In general, though, based on dramatic shifts in culture, society, business and communication, most organizations will be well-served to integrate social media into their communication models. That’s the counsel I provide, along with the strategies for getting there. Ultimately, it’s still all about the company’s best interests.

Comments
  • 1.Amen. Communication is a function much like HR in that our job is to help the company executive its strategy. Communication decisions made apart from this strategy-centric view tend to miss the point. The benefits of good constituent relations are many. Thanks for helping to keep us focused.

    Michael Netzley | February 2008 | Singapore

  • 2.I think the business heads are there for a reason. They are in power because, ideally, they would what it is that would be for the best interest of everyone in the company. But there should also be a sort of democracy in a way for the workers, just in case the heads have flaws.

    Viktor | February 2008

  • 3.Every employee has different roles and responsibilities assigned into them. From top to the bottom they have respectful objective for company sake, which will enable them to render satisfying services to the clients or users entrusting them. The company assigned rules and obligation for employee that should respect and follow of everyone.

    Peyton | February 2008

  • 4.Thanks, again Shel, for a great post. I trust that there are enough important details in implementing social media that analogous to open source software, you have paying work to do even after such useful writing.
    I agree, social media use at work is not a right. And every employee blogging at work would probably be counter productive.

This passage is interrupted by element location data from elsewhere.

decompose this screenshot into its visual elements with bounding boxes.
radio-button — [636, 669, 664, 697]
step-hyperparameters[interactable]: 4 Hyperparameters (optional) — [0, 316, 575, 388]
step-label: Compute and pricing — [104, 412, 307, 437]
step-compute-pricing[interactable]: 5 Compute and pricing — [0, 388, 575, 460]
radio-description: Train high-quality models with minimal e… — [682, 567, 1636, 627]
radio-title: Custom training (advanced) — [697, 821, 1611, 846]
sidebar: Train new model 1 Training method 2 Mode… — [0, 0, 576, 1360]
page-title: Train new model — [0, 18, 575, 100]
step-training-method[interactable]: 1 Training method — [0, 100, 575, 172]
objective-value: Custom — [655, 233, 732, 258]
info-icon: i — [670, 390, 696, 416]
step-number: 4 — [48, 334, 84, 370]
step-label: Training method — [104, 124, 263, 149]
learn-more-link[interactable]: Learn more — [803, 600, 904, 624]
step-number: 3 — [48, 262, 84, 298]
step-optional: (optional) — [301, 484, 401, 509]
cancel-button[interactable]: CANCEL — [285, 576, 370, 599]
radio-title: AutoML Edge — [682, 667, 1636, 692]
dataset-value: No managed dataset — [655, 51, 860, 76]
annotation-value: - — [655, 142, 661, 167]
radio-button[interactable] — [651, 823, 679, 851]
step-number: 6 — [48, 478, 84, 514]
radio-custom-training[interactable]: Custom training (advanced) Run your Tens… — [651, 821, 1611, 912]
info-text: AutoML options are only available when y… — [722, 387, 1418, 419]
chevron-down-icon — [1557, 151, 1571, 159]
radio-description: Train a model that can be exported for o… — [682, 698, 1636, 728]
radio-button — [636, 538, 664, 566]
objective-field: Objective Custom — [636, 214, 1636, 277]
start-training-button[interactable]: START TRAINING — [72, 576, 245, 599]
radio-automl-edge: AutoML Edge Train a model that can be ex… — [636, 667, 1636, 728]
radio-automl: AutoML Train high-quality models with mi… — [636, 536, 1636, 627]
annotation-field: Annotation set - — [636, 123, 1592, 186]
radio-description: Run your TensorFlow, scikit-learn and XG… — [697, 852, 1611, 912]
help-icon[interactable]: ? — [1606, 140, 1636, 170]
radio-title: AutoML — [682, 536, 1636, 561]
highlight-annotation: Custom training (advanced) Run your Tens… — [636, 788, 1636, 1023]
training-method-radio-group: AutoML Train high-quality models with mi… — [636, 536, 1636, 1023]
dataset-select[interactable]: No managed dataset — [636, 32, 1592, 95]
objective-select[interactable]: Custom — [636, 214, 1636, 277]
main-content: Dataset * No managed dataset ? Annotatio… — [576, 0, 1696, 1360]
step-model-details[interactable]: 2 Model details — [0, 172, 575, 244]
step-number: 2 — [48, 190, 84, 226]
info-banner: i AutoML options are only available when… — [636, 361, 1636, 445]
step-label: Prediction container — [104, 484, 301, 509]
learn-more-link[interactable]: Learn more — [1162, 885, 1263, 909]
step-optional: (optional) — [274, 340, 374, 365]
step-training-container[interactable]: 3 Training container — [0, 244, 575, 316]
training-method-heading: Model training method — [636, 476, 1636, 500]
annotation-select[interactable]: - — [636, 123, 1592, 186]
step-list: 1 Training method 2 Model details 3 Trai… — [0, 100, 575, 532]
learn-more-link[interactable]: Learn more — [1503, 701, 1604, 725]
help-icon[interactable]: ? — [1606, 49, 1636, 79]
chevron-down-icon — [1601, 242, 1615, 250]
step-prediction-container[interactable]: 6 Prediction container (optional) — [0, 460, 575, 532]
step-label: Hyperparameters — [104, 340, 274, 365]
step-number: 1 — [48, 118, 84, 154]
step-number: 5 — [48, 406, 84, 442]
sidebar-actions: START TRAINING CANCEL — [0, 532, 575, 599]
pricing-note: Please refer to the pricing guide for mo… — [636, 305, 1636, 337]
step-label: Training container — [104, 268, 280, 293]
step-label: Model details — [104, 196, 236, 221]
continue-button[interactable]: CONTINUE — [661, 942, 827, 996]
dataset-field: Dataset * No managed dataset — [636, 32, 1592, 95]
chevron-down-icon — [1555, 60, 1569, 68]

There is a little evidence that a few active bloggers within the firm benefit the 'silent majority.'
    However I agree with Shel -- the academic research his claim -- that organizations that inspire higher trust, foster autonomy, engagement, etc. have employees with higher job satisfaction, productivity, and innovativeness.
    Therefore employees may observe that their firms are not as progressive as other and may not be doing all they should with modern HR and communication practices. But its not a right; employees may wish to move to other firms.

    Dan Smith | February 2008 | Hawaii

  • 5.I think social media's responsibility in organization is to reach out to the organizations clients/customers. It does not mean that because a company employs social media, employees are free to blog/write whatever it is that they want to right. There should be restrictions. And it should help the productivity of the whole organization.

    Humus | February 2008

  • 6.For too long I feel we’ve had folks on both sides of the issue of social media. One side blindly pushing for the adoption of new media tools as tactics and even as the new order. On the other side - and it’s interesting since we don’t...

  • 7.Right on Shel. We think "social media recruiting", as we call it, is the next evolution of the online recruiting landscape. Its about time employers stopped being so close minded and make their companies more transparent. Social Media enables them to do that. At Jobs in Pods we're starting to get calls from Fortune 500s who are beginning to investigate this new media and we think its a positive sign.

    Jobs in Pods | February 2008

  • 8.Bravo- "the workplace is not a democracy" I'm going to remember that line.

    Dubai | February 2008

  • 9.Excellent take on a thorny issue, Shel, and a timely reminder to consultants like me to remember that we contract to work for a business and not its staff.

    Getting the positives across to those who run the business while assuring them that they will remain in control is always the trickiest part of selling a solution. More than questions of ROI, for instance.

    I'm also surprised at how flexible and responsive heads of business become when they see just how the company's image starts to develop as the staff are allowed to be open and enthuse online. It comes down, I feel, to creating an environment in which businesses feel safe to adapt.